Expired and Unlabeled Food Items Found in Unit Kitchenette
Penalty
Summary
Surveyors identified a failure to store food in accordance with professional standards for food service safety in one kitchenette on a named unit. During observation of kitchenette #1’s refrigerator, they found a can of Redi-whip with an expiration date of 3/16/26 and two 32-ounce bottles of milk with an expiration date of 3/19/26 still stored in the refrigerator on 3/23/26. In the same kitchenette’s freezer, surveyors observed three packs of two donuts each that had no label or date. In an interview, the Kitchen Manager confirmed that the items in the refrigerator were expired and acknowledged that the donut packs had no label or date and that he did not know what they were from.

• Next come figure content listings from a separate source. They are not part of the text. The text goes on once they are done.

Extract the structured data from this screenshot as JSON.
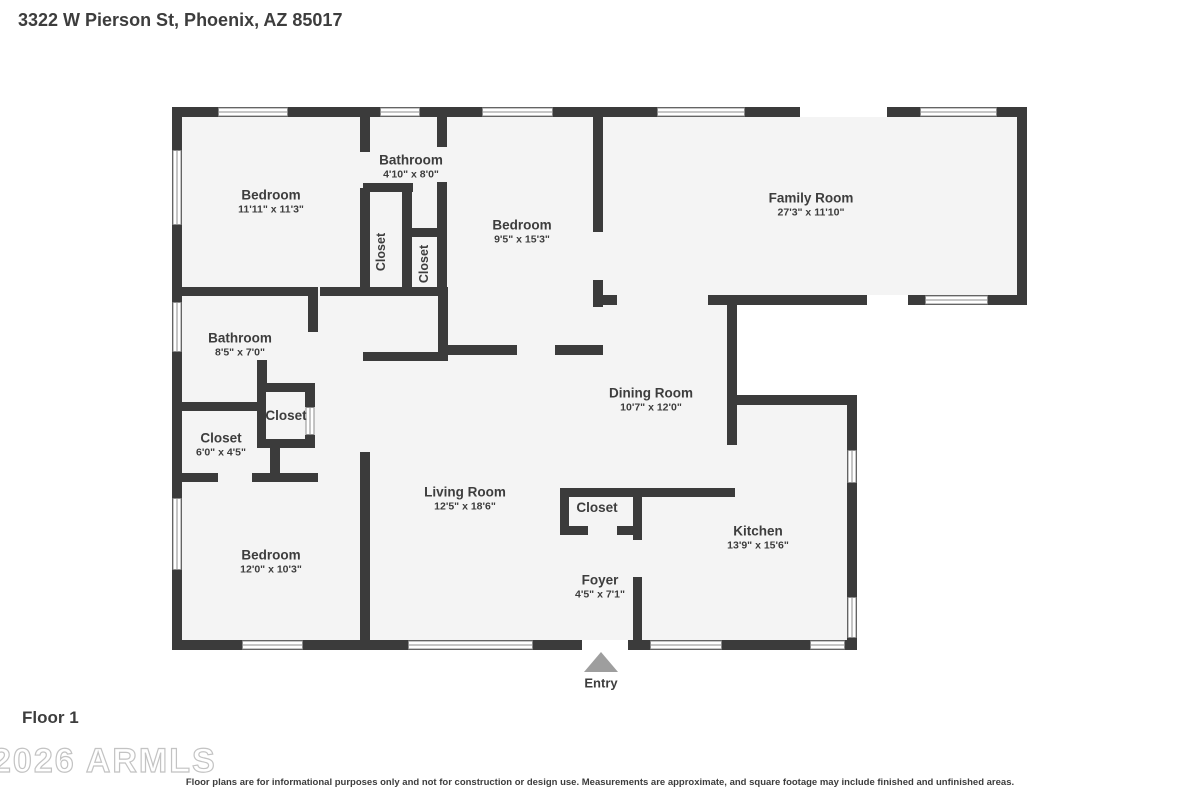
{
  "header": {
    "address": "3322 W Pierson St, Phoenix, AZ 85017"
  },
  "floor": {
    "label": "Floor 1"
  },
  "watermark": {
    "text": "2026 ARMLS"
  },
  "disclaimer": "Floor plans are for informational purposes only and not for construction or design use. Measurements are approximate, and square footage may include finished and unfinished areas.",
  "entry": {
    "label": "Entry",
    "icon": "up-triangle"
  },
  "rooms": {
    "bedroom_nw": {
      "name": "Bedroom",
      "dims": "11'11\" x 11'3\""
    },
    "bathroom_n": {
      "name": "Bathroom",
      "dims": "4'10\" x 8'0\""
    },
    "closet_n1": {
      "name": "Closet"
    },
    "closet_n2": {
      "name": "Closet"
    },
    "bedroom_n": {
      "name": "Bedroom",
      "dims": "9'5\" x 15'3\""
    },
    "family_room": {
      "name": "Family Room",
      "dims": "27'3\" x 11'10\""
    },
    "bathroom_w": {
      "name": "Bathroom",
      "dims": "8'5\" x 7'0\""
    },
    "closet_mid": {
      "name": "Closet"
    },
    "closet_w": {
      "name": "Closet",
      "dims": "6'0\" x 4'5\""
    },
    "dining_room": {
      "name": "Dining Room",
      "dims": "10'7\" x 12'0\""
    },
    "living_room": {
      "name": "Living Room",
      "dims": "12'5\" x 18'6\""
    },
    "closet_foyer": {
      "name": "Closet"
    },
    "kitchen": {
      "name": "Kitchen",
      "dims": "13'9\" x 15'6\""
    },
    "bedroom_sw": {
      "name": "Bedroom",
      "dims": "12'0\" x 10'3\""
    },
    "foyer": {
      "name": "Foyer",
      "dims": "4'5\" x 7'1\""
    }
  },
  "colors": {
    "wall": "#3b3b3b",
    "room_fill": "#f4f4f4",
    "text": "#3d3d3d",
    "entry_arrow": "#9e9e9e",
    "window_stroke": "#8c8c8c"
  }
}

Per review of the facility’s “Dietary, Food and Supply Orders-Storage” policy, last revised 10/26/18, kitchen personnel are to remove food and non-food items from storage as needed per meal, check all items for spoilage before use, and label partially used food items with name and date and cover them before returning them to storage. The presence of expired dairy products in the refrigerator and unlabeled, undated donuts in the freezer demonstrated noncompliance with these established storage and labeling procedures.
Failure to Follow Enhanced Barrier Precautions During PEG Tube Medication Administration
Penalty
Summary
The deficiency involves the facility’s failure to implement appropriate infection prevention and control practices during medication administration via PEG tube for one resident. On 3/25/26 at approximately 8:45 AM, an LPN administered medications via PEG tube to Resident #14, who had an Enhanced Barrier Precautions (EBP) sign posted outside the room. Record review showed an order for this resident stating, “Precautions: Maintain barrier precautions r/t hx of MRSA, PEG tube use.” Despite this, the LPN did not don any PPE before entering the room to perform the PEG tube medication administration. The facility’s policy on Transmission Based Precaution Levels, last revised 6/6/24, states that Enhanced Barrier Precautions involve gown and glove use during high-contact resident activities for residents known to be colonized or infected with an MDRO or at increased risk of MDRO acquisition. During interview, the LPN confirmed she did not put on PPE prior to entering the room and stated she was unsure if PPE was required for tube feeding, acknowledging that tube feeding was listed on the EBP sign. In a separate interview, the Infection Preventionist confirmed that PPE should be worn for EBP residents with a PEG tube. This is a repeat deficiency, with similar violations cited during the previous two recertification surveys dated 4/2/25 and 1/11/24.